Week 4: A People Who Grieve With Hope
- Competing stories of the future- We talked about two common ways people imagine the future—the fear that everything is falling apart, and the belief that progress will eventually fix everything. Which of those do you find yourself leaning toward more, and how does that shape the way you live right now?
- Grief and hope – In 1 Thessalonians 4:13, Paul says we “do not grieve as those who have no hope.” What do you think it looks like to grieve with hope? How is that different from either denying grief or being overwhelmed by it?
- Rethinking the future – Paul’s picture is not about escaping the world, but about Jesus returning as King and renewing it.
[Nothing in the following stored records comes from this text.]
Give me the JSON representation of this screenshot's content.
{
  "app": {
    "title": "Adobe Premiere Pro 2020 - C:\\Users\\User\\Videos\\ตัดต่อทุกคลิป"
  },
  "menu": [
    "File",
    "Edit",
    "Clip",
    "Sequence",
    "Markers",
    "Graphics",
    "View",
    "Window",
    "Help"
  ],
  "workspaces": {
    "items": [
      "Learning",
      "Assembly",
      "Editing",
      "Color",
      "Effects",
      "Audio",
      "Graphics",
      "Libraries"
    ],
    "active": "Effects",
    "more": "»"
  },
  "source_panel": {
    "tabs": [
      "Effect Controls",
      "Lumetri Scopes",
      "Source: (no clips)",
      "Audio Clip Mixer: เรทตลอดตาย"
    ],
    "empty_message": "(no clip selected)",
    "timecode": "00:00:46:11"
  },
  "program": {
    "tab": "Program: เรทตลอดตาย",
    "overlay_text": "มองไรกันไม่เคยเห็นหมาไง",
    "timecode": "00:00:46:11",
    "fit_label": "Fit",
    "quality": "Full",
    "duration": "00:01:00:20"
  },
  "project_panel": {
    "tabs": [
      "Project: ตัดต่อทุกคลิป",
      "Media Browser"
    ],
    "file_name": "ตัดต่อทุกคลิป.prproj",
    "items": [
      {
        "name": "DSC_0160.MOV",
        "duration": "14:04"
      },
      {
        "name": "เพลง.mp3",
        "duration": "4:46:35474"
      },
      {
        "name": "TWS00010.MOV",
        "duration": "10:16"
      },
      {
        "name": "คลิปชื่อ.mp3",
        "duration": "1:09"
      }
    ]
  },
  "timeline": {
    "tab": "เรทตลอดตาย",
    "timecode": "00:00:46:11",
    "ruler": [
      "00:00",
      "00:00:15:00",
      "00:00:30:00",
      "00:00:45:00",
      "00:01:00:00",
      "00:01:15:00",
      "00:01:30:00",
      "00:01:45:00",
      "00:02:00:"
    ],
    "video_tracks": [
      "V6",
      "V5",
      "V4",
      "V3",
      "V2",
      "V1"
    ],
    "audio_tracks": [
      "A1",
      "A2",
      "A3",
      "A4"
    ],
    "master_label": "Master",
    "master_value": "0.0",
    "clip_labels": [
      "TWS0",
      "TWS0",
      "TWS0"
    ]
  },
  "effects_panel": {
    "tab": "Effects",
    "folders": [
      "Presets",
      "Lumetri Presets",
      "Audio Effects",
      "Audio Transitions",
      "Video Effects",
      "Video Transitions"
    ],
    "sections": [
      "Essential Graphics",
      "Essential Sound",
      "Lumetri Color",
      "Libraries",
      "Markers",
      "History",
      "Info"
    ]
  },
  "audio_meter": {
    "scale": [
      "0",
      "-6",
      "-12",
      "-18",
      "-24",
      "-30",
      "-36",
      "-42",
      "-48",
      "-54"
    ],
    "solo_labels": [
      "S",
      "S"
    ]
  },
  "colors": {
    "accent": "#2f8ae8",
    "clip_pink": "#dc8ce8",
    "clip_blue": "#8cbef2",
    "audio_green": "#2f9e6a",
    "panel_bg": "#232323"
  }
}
How does that change the way you think about your future—and the future of the world?
- Living in light of hope – If what we do “in faith, hope, and love” will be carried into God’s new creation: What is one small, concrete act of faithfulness this week that you can do, knowing it is not wasted?
Week 3 – A People Who Live Differently
Questions:
- What spiritual practices do you currently have in place to help you listen to and hear from God’s Spirit, both personally and in community?
- How does Paul’s correction at the church of Thessalonica as it relates to sexual immorality impact you? How does his teaching speak to the relationship between our bodies, our sexual behaviors, our relationship with God, and our relationship with loving Christian community?
- What does sanctification mean? How do you see God’s sanctification at work in the lives of this community?
- What practices of holiness do you think God is inviting you into more and more in your own journey of sanctification?